Quero sentir o teu vento na minha cara, nessa estrada que me fizeste percorrer, sem destino, sem origem, apenas um cheiro que me guia e me orienta pelo meio do nevoeiro cerrado e perfumado. Não te vejo, tenho dias em que já nem te sinto mas continuo a caminhar com a esperança de um inocente e com o sorriso de uma criança por esse caminho que para mim traçaste e que cumpro diariamente sem questionar. Não sei o que me continua a motivar, procuro uma míngua prova de ti em todas as árvores das bermas, em cada curva e em cada lomba. Revejo-te em cada carro, em cada face que comigo se cruza mas em todas elas tu te afastas e conduzes para longe.

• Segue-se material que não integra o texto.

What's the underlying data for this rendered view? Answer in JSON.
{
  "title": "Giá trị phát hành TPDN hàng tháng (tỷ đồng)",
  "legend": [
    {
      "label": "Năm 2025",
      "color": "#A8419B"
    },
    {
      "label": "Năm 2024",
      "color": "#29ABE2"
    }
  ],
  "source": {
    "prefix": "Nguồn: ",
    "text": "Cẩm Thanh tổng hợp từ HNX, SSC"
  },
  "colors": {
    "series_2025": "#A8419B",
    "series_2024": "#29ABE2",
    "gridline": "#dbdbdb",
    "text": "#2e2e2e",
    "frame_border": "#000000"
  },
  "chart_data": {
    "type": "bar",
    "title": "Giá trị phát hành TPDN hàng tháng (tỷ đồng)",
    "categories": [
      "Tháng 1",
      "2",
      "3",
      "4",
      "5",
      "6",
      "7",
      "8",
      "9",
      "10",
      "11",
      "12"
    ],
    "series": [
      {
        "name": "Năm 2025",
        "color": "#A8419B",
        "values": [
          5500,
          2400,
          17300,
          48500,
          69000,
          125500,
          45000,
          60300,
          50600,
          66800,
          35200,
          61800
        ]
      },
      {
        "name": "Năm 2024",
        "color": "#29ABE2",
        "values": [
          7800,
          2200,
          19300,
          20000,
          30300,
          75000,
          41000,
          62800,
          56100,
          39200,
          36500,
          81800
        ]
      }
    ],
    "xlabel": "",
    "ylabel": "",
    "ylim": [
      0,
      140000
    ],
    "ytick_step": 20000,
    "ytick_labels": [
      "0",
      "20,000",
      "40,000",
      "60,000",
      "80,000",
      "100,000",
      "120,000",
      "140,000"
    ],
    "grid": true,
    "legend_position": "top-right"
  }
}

Gostava de poder respirar o teu ar, tocar no teu rosto com aquele carinho especial de quem toca um filho. A vida levou-te para longe e por mais que caminhe não chego perto. Será Deus que não deixa? Será o meu destino caminhar sem direcção, sozinho, perdido na vida, numa vida sem sentido que se desorientou quando partiste? Tenho esperança, grito a minha esperança em voz alta, num uivo longo e sofrido, que tento que chegue até ti, longe, muito longe, onde os anjos brincam e as nuvens se acomodam.

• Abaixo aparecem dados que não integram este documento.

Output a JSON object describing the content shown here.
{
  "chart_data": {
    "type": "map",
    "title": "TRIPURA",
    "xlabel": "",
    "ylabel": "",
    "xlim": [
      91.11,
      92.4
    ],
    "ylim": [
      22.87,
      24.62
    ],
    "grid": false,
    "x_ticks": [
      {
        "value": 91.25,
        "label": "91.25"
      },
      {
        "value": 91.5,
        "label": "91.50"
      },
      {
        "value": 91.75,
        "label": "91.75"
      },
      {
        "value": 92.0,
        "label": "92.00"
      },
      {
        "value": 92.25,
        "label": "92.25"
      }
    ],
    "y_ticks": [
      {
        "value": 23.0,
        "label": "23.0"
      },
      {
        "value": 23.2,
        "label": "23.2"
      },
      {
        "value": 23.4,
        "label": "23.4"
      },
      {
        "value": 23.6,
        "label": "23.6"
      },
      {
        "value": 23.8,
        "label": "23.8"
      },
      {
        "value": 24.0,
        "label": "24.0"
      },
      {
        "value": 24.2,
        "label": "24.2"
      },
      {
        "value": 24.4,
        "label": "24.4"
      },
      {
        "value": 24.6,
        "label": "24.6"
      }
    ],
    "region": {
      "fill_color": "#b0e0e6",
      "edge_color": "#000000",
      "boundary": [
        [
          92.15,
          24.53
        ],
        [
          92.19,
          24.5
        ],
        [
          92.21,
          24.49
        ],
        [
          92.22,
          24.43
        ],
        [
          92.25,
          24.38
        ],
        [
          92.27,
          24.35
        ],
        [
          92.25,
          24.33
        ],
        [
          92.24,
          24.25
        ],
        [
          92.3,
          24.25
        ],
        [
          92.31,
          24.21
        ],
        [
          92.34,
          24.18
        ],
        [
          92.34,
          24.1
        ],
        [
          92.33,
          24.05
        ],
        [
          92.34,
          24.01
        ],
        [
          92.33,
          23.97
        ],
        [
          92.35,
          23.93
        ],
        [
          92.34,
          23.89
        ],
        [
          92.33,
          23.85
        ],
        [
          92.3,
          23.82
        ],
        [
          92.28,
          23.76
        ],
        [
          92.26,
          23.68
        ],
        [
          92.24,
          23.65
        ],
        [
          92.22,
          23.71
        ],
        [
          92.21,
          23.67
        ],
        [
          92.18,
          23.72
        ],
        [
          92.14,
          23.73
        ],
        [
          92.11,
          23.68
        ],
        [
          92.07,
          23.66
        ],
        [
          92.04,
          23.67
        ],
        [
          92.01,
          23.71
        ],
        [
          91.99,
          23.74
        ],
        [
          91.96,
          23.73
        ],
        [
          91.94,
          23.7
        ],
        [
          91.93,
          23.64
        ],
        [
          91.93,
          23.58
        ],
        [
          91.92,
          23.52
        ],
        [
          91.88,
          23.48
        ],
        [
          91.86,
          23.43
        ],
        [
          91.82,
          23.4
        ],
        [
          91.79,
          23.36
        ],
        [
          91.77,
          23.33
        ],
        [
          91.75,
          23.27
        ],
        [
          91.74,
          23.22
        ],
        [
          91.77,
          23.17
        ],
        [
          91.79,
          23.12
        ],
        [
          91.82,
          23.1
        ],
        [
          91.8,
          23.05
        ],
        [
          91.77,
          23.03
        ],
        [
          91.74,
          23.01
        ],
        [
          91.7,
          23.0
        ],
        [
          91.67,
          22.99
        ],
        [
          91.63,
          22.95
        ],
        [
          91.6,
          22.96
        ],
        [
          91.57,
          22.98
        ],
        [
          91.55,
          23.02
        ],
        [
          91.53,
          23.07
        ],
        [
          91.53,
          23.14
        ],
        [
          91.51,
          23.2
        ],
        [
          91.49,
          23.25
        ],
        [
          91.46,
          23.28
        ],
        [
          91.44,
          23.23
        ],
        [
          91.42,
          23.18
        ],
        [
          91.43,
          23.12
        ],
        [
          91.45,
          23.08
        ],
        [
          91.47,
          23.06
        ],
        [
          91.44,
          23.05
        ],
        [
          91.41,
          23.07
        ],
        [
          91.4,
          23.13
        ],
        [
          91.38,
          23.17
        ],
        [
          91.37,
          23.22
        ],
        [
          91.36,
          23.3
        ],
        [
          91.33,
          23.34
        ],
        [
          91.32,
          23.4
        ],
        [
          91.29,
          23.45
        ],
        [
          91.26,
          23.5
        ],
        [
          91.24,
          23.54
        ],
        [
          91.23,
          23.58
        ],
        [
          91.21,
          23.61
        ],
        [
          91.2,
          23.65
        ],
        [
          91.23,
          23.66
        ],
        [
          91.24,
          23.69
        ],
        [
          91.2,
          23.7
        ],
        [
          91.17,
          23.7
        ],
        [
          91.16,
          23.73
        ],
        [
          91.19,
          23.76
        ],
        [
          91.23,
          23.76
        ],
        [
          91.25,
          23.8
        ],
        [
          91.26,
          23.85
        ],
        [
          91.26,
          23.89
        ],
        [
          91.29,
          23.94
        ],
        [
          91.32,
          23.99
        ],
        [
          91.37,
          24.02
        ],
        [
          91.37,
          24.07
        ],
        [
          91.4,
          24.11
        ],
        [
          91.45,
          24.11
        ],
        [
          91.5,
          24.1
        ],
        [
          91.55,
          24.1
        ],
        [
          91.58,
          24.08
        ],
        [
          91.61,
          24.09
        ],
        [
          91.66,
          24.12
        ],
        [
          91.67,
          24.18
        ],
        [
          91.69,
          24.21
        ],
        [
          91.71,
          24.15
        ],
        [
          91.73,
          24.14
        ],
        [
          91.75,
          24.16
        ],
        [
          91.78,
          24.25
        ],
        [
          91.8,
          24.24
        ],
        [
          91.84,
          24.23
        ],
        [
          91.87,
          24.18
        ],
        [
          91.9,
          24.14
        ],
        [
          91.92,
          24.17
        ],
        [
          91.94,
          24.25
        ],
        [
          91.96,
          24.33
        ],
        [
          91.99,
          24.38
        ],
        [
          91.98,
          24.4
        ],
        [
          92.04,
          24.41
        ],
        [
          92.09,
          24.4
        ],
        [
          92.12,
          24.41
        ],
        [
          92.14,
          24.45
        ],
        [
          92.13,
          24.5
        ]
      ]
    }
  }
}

Sei que um dia vou voltar a sentir a tua presença, vou poder tocar na tua mão e beijar a tua testa. Não consegui proteger-te da vida, falhei, não te dei a segurança que evitasse a tua ida e tu foste, partiste de mim e deixaste-me sozinho. Não há dia em que não sonhe com esse pesadelo. Os animais escondem-se à minha passagem e a estrada vai ficando estreita e escura à medida dos meus passos. Estou cansado, estou extremamente cansado. Exausto caminho pela berma, com os olhos molhados pela emoção e dor que me crucifica o peito e amarra os movimentos. A raiva da injustiça invade-me, a cólera cega-me e desfaço as roupas que me protegem porque a pele queima e os ossos estalam de dor. Não quero sofrer mais mas sei que enquanto não te encontrar não vai existir minuto na terra em que terei paz. Deus não deveria permitir Invernos eternos porque a dor da escuridão mata sem nos impedir de respirar. Um dia iremos nos encontrar, no fundo desta estrada irei de novo abraçar-te e choraremos de alegria enquanto eu mato saudades do teu rosto que está para sempre gravado no meu pensamento numa tatuagem de sangue. Até esse dia, até esse dia vou respirando.

1 Comments:

Blogger Catarina said...

Na senda das metáforas... É um texto muito bonito, meu caro... Sentido. Espero que tenha sido um bom escape.